La session extraordinaire de Londres a été conclue par l'adoption de deux recommandations (n° 589 sur les aspects politiques et n° 590 sur les aspects défense) qui déterminent la position de l'Assemblée de l'UEO à l'égard de la Conférence intergouvernementale de l'Union européenne. Le texte de ces recommandations figure en annexe au présent rapport.

L'Assemblée de l'UEO, répondant notamment au voeu exprimé par M. Jacques BAUMEL dans son intervention afin qu'un "message fort" soit adressé aux Gouvernements, n'a pas voulu se séparer sans avoir adopté une déclaration solennelle.

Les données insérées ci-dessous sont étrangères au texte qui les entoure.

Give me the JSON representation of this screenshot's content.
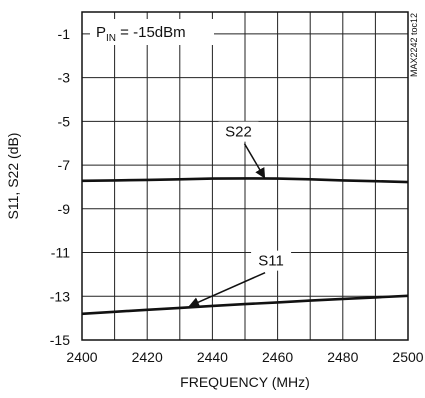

Ce texte adopté le 23 février 1996 à l'issue de la session extraordinaire a pris la forme d'une Décision (n° 14) ainsi libellée :

DÉCISION N° 14

sur les questions de défense dans la perspective
de la Conférence intergouvernementale

A l'issue de la session extraordinaire qu'elle a tenue à Londres les 22 et 23 février 1996, l'Assemblée

DÉCIDE :

De communiquer la déclaration suivante aux chefs de gouvernement des pays de l'Union européenne :

"A la veille de l'ouverture de la Conférence intergouvernementale, l'Assemblée de l'UEO tient à affirmer solennellement sa conviction que tout progrès vers la réalisation d'une Union européenne exige l'affirmation par les Européens de leur volonté d'exercer ensemble es responsabilités qui leur reviennent dans le domaine de la défense comme dans celui de l'organisation d'un système de sécurité collectif couvrant l'ensemble de l'Europe. Faute d'une telle volonté, l'UEO n'est pas actuellement en mesure de mettre en place les éléments d'une politique européenne de défense.

L'Assemblée constate que l'OTAN est, à ce jour, le seul instrument opérationnel pour la défense de l'Europe. Il s'agit également que l'Europe se dote des moyens opérationnels de commandement, contrôle, communication, renseignement et logistique qui soient mis à la disposition de l'UEO, de façon que les Européens disposent des capacités d'intervention suffisantes pour pouvoir agir par eux-mêmes dans le cas de crises où les États-Unis décideraient de ne pas intervenir.

Pour réaliser cet objectif, il faut que l'UEO conserve des structures qui permettent aux gouvernements des pays membres de prendre et de mettre eu oeuvre leurs décisions en échappant aux effets de toute opposition de pays, neutres ou non, observateurs ou associés à l'Organisation, et qu'elle étende son activité en vue d'obtenir une convergence de plus en plus grande des politiques de défense des pays membres. Elle devra, à cette fin reprendre et élargir les travaux conduisant à l'adoption d'un Livre blanc précisant les intérêts de ces pays en matière de sécurité et de défense, les moyens dont ils disposent pour les faire valoir, les stratégies qu'ils entendent mettre en oeuvre, y compris la dissuasion et le rôle des armes nucléaires, les efforts qu'ils sont prêts à réaliser dans les domaines des armements et de l'utilisation de l'espace L'association de l'UEO à la PESC doit être réalisée progressivement, en utilisant pleinement la capacité dont dispose le Conseil de l'UEO d'agir pour le compte de l'UEO, comme de prendre toute décision relevant de l'application du Traité de Bruxelles modifié.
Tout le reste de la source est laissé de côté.